The main article here :
http://www.businessinsider.com/what-its-like-to-be-an-introvert-and-what-everyone-gets-wrong-2018-5 small talk hangover
Introverts hate small talk
Introverts thrive on social interaction, just as many people do. They just do it in a different way to people who are more extroverted. For instance, a "social butterfly" extrovert may like to meet 50 people at an event, and get a buzz from talking to as many people as possible. Meanwhile, an introvert probably aims to get to know just two new people, but they will hope to foster the beginnings of a deep relationship.
This is one reason introverts often hate small talk, which Neo calls "small-talk disorder." It also means they will consistently be overwhelmed and need to rest afterward, sometimes sleeping for up to 18 hours at a time.
Introversion is not an insult; it's just a different way of living to other people. And wherever you are on the introversion-extroversion spectrum, the most important thing is learning how to use your differences to your advantage.

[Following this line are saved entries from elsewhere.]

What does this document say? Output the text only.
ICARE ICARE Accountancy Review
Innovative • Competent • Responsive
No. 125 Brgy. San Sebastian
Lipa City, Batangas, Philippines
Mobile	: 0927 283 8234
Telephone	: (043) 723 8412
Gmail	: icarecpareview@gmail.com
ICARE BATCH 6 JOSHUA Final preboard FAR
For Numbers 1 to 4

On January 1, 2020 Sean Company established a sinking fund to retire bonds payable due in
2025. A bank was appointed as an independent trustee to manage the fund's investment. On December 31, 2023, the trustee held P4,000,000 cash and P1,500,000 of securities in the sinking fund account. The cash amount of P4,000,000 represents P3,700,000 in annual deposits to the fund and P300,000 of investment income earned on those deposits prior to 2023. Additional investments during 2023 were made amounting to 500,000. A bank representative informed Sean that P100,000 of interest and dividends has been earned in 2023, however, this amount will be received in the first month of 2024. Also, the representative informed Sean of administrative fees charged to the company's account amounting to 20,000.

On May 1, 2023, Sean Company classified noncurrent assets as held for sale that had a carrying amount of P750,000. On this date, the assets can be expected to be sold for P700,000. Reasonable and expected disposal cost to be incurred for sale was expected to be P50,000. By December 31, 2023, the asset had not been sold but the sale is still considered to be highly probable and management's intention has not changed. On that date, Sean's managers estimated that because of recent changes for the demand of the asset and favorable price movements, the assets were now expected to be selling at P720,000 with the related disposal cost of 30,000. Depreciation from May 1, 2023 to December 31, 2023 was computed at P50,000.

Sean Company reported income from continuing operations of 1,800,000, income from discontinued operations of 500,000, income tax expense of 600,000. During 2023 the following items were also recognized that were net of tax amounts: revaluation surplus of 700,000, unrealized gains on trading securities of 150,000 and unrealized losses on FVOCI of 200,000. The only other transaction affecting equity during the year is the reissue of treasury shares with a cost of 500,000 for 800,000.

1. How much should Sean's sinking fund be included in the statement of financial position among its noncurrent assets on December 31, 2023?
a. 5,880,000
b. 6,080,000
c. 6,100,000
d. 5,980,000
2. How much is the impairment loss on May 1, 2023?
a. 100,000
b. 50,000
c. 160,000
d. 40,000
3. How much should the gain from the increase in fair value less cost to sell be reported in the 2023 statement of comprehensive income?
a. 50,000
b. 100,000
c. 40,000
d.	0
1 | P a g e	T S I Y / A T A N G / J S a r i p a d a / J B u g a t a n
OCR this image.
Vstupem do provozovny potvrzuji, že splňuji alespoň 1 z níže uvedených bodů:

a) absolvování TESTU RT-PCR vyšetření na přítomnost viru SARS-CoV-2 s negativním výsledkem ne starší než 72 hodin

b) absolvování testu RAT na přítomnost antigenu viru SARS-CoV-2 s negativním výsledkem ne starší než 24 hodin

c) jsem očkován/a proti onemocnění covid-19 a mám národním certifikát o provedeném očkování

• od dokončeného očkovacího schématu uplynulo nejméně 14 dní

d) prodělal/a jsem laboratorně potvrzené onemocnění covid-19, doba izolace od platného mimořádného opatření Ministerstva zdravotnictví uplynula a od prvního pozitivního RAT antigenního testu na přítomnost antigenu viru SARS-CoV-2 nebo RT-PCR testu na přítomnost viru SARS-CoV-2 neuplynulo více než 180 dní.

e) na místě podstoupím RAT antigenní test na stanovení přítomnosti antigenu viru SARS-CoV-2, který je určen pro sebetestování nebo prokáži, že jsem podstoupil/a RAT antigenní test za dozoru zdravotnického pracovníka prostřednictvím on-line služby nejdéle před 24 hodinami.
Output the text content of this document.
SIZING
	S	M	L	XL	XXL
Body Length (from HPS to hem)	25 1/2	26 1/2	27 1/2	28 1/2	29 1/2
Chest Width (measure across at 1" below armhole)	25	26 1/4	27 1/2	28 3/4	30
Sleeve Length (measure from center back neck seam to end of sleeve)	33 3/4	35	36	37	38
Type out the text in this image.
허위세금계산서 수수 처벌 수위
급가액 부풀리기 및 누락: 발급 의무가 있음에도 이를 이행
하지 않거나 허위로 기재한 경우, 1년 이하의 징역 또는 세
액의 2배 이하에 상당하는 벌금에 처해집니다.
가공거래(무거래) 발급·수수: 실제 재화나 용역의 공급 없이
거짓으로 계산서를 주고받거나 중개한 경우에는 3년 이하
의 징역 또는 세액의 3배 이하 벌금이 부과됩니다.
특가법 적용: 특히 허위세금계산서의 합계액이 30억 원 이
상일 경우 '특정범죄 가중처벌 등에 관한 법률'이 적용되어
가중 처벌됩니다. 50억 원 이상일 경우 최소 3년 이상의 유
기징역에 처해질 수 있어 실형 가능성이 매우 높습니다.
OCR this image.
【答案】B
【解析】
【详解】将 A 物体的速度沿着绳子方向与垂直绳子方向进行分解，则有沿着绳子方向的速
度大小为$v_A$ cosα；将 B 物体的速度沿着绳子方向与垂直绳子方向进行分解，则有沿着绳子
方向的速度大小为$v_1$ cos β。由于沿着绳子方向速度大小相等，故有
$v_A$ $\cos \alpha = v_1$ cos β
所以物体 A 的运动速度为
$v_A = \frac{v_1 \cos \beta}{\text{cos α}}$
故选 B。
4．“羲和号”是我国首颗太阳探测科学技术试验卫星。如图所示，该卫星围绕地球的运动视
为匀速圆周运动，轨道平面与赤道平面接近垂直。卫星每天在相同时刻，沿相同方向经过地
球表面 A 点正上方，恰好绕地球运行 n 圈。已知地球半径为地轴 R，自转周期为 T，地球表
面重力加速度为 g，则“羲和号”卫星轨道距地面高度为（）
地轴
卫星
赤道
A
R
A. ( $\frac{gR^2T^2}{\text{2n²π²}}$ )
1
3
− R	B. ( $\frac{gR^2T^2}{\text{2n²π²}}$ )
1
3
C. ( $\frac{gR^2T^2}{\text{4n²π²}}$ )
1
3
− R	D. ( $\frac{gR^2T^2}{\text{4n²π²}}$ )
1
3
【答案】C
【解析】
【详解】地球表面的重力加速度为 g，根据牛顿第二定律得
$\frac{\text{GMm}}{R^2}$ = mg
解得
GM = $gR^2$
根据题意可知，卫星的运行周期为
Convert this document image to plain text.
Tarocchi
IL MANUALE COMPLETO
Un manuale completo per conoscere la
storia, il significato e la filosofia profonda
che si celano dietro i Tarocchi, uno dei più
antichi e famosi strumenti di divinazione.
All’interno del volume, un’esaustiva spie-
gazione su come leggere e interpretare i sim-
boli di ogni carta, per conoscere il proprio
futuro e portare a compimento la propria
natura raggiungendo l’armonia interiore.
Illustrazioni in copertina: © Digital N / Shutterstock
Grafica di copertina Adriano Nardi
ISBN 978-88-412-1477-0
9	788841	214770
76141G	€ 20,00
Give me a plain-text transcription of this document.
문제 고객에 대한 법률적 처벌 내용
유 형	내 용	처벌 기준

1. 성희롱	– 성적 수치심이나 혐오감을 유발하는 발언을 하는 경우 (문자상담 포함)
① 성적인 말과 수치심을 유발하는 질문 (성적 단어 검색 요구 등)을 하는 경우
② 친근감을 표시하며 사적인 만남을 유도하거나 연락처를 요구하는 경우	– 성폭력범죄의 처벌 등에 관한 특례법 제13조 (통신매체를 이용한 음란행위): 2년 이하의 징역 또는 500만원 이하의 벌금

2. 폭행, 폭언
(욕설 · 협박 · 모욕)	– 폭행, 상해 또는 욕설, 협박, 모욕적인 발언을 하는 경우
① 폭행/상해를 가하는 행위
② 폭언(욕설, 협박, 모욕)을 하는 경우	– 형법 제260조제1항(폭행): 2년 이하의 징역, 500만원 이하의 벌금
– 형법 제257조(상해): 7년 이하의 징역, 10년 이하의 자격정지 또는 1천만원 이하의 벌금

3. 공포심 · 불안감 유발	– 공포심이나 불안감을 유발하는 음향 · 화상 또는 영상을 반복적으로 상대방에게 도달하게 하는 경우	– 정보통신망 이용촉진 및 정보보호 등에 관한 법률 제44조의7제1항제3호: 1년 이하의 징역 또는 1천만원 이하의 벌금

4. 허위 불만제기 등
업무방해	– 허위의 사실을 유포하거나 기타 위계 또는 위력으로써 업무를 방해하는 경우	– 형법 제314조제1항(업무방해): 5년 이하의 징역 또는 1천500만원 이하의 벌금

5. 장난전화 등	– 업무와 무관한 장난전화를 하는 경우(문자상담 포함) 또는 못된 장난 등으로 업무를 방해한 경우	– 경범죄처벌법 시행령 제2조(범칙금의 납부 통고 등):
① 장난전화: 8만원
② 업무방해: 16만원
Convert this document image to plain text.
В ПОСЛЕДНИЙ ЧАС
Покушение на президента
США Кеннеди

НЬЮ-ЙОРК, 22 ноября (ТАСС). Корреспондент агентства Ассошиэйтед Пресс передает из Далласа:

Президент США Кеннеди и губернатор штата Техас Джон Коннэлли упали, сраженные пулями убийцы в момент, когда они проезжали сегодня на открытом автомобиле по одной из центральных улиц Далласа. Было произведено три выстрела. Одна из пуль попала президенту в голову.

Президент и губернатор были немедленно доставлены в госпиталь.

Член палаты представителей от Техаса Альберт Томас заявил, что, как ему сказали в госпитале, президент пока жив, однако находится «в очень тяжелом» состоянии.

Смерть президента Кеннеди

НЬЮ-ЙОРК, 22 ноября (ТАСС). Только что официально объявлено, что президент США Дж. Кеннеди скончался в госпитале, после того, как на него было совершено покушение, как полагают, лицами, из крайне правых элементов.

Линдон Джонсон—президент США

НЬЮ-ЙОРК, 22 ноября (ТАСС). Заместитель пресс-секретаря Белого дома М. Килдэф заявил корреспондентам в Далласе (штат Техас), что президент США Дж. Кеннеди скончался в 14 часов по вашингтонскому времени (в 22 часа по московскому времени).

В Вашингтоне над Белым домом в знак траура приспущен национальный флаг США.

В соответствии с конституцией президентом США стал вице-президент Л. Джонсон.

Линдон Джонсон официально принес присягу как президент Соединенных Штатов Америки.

"When you spend time having fun or resting in your introvert hangovers, you can accelerate your professional and personal growth," Neo said. "The more comfortable you are with telling people: 'I have an introvert hangover; this is the time for myself. I'm blocking these chunks of time dedicated to me,' the more you are able to own yourself as an introvert — rather than thinking there's something wrong with you."